Tag: golang

  • Optimizing CGO handles

    Optimizing CGO handles

    I work on FrankenPHP quite a bit, which is a PHP SAPI written in Go. For the uninitiated, PHP is written in C, so FrankenPHP uses cgo to interface with PHP. This also means that it uses Handles.

    Just to give you a bit of a background on Handles and what they are used for: in cgo, you can’t pass pointers back and forth between C and Go. This is because the memory locations are likely to change during runtime. So, Go provides “Handles” that are a map between a number and a Go interface. Thus, if you want to pass something to C, then when it gets passed back to Go, we can look up that handle using the number and get the Go value.

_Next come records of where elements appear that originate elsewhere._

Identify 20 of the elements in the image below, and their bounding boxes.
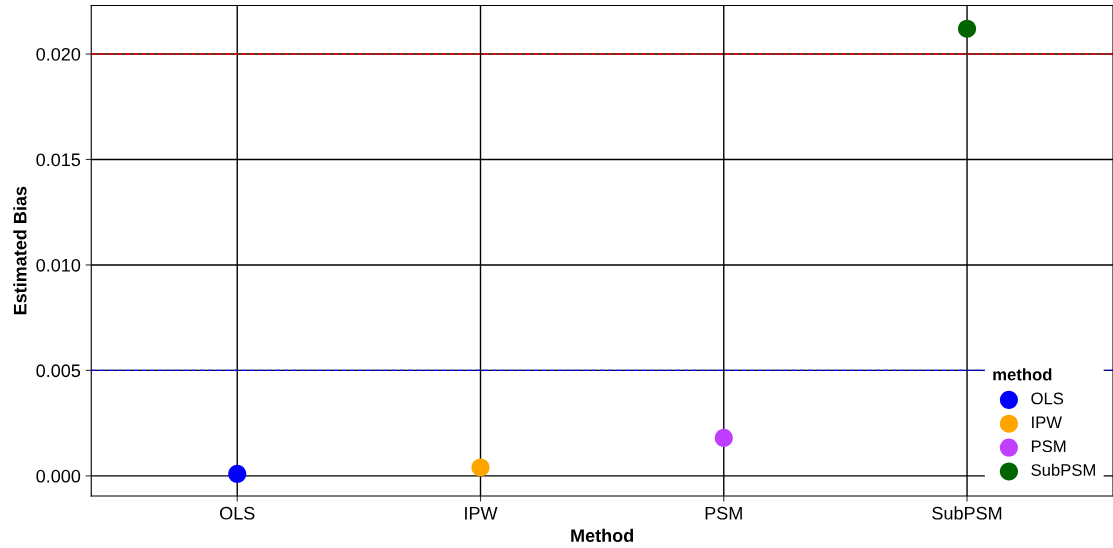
point bbox=[957, 19, 977, 38]
y-axis-title: Estimated Bias bbox=[13, 186, 27, 315]
legend-label: OLS bbox=[1031, 392, 1064, 405]
point bbox=[228, 464, 247, 483]
x-tick-label: SubPSM bbox=[932, 506, 1002, 520]
legend-label: IPW bbox=[1032, 416, 1062, 429]
y-tick-label: 0.010 bbox=[36, 258, 81, 272]
y-tick-label: 0.015 bbox=[36, 153, 81, 167]
x-tick-label: OLS bbox=[220, 506, 255, 520]
y-tick-label: 0.005 bbox=[36, 364, 81, 378]
point bbox=[471, 458, 490, 477]
legend-label: PSM bbox=[1031, 440, 1066, 453]
x-axis-title: Method bbox=[571, 528, 634, 543]
legend-label: SubPSM bbox=[1031, 463, 1095, 476]
legend-title: method bbox=[993, 368, 1052, 381]
x-tick-label: PSM bbox=[705, 506, 742, 520]
x-tick-label: IPW bbox=[465, 507, 498, 520]
y-tick-label: 0.020 bbox=[36, 47, 81, 61]
point bbox=[714, 428, 733, 447]
y-tick-label: 0.000 bbox=[36, 469, 81, 483]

    In essence, this works “good enough” for most applications. The only issue is that it uses a sync.Map under the hood. This means that if we receive 1,000 requests at exactly the same time, we can only process them one at a time. Granted, the current implementation of sync.Map is quite fast… so, can we improve it?

    First, let’s get an idea of how fast it currently is by performing a benchmark. There is only one problem with Go’s current benchmarks: they don’t really show concurrent performance.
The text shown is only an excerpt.